The survey results showed variance based on the platform that users consumed news through, as well as respondents’ age. People that get their news online, particularly on Twitter, tended to be more supportive of journalists sharing their opinions, while more than half of television users (60 per cent) opposed this.
Younger generations appeared to be more open to this, with close to half of Generation Zs (54 per cent) and Ys (43 per cent) responding that journalists should be able to express their opinions alongside their news coverage. Respondents with high levels of interest and engagement with news tended to also be more accepting.
The nature of this question illustrates a broader tension between seeking to grow audiences and dealing with visibility. In this environment, the audience’s own definitions of journalism can shape what work succeeds or doesn’t. While it could be beneficial for audiences to be able to understand the internal biases and contexts of the journalistic content that they are reading, this expectation of increased visibility brings its own risks for journalists globally.
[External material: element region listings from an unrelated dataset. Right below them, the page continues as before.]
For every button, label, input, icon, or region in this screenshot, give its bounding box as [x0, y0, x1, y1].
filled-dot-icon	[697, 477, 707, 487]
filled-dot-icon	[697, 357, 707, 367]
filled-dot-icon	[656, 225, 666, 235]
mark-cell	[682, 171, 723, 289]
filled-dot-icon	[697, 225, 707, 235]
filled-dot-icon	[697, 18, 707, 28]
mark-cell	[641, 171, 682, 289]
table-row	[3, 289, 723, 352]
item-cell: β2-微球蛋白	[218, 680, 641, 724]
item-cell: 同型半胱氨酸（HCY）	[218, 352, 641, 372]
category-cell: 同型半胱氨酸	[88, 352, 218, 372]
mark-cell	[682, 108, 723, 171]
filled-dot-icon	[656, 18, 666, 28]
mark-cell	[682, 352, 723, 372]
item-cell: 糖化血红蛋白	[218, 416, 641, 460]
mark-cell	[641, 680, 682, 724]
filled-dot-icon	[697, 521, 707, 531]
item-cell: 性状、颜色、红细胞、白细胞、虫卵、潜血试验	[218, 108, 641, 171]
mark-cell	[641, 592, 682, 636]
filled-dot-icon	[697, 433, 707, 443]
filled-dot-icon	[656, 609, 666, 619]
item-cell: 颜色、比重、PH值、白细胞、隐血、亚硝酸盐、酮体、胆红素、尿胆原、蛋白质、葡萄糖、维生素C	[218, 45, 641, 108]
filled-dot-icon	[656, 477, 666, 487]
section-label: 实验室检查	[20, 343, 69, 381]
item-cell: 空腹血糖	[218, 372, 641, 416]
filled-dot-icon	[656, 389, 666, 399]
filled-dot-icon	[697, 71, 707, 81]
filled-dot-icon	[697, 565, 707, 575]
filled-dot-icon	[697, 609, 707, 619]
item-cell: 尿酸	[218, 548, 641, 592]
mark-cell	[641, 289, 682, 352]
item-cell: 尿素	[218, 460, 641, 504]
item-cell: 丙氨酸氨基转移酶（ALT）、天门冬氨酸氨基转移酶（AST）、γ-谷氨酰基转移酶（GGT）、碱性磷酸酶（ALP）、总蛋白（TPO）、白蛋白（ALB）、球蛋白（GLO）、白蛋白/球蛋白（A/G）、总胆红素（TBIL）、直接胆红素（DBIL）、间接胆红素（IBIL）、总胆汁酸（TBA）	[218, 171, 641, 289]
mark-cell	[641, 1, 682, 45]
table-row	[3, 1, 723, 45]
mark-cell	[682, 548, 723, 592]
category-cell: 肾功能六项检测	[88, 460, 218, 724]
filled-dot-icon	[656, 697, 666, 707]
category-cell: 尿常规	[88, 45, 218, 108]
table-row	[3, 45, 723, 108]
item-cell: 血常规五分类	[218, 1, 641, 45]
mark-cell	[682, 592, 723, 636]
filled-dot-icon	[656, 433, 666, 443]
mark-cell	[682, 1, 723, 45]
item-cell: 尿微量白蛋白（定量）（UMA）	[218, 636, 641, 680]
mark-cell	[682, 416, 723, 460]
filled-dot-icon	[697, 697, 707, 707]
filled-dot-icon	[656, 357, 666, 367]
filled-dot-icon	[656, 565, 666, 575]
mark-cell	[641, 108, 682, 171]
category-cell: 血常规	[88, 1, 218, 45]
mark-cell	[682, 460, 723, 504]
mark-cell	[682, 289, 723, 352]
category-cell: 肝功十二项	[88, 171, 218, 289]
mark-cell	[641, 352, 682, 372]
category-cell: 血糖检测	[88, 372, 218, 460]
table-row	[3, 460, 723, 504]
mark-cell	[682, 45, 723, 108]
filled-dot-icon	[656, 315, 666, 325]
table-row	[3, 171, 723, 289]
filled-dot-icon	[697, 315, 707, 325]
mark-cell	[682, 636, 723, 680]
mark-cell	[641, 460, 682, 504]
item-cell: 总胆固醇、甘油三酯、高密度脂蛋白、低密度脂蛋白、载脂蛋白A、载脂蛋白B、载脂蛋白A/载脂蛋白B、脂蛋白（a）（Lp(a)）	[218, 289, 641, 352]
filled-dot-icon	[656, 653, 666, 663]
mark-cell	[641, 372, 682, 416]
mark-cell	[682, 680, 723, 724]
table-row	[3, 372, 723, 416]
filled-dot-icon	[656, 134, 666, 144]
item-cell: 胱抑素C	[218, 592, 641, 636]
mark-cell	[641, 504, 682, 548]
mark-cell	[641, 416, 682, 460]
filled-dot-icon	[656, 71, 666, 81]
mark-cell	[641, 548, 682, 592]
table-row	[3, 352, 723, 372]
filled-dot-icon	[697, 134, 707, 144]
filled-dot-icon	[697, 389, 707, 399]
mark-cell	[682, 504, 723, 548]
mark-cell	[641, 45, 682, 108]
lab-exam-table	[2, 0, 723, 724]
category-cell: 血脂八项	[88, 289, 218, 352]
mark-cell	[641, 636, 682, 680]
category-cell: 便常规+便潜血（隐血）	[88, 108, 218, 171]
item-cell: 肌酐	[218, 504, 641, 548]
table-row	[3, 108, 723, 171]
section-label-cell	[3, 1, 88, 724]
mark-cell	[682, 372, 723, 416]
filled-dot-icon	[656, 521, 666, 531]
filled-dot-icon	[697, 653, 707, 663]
Visibility can be dangerous for journalists. The 2022 version of the World Press Freedom Index, developed by Reporters Without Borders, found that the state of press freedom is ‘very bad’ in 28 of the 180 countries and territories included in the survey. A further 38 countries were found to be in a difficult situation for press freedom, and 69 in a problematic situation. This leaves only 53 countries in a satisfactory or good position this year. Australia is 39th on the list.
Beyond these threats to press freedom, many journalists face ongoing online trolling and abuse. These risks are higher when a journalist is female, LGBTQIA+, Indigenous, culturally or linguistically diverse, and/or disabled. A survey by the International Center for Journalists and the United Nations Educational, Scientific and Cultural Organisation (UNESCO) found that almost three-quarters (73 per cent) of responding female journalists experienced online abuse. A fifth (20 per cent) of female respondents reported experiencing physical attacks that they believe to be connected with the online abuse.
This is likely a real world consequence of expecting the unprecedented visibility and accessibility to journalists that is currently taken for granted. Journalists should be able to do their jobs, use social media and be on the internet without facing continual threats to their safety. Freedom of the press remains a perennial issue, and should be treated as one.
Here lies the contradiction. Finding the answer to what audiences want continues to shape and guide the media. Current media norms and practices celebrate viral content. Viral content brings more viewers to news outlets and their work. Yet more viewers brings more visibility, and often more potential for cyberhate, trolling and abuse.
Words matter, but so do actions.
Perhaps, we should be less concerned with what we define as journalism, and instead find more ways to support quality reporting around us, and the people making it happen.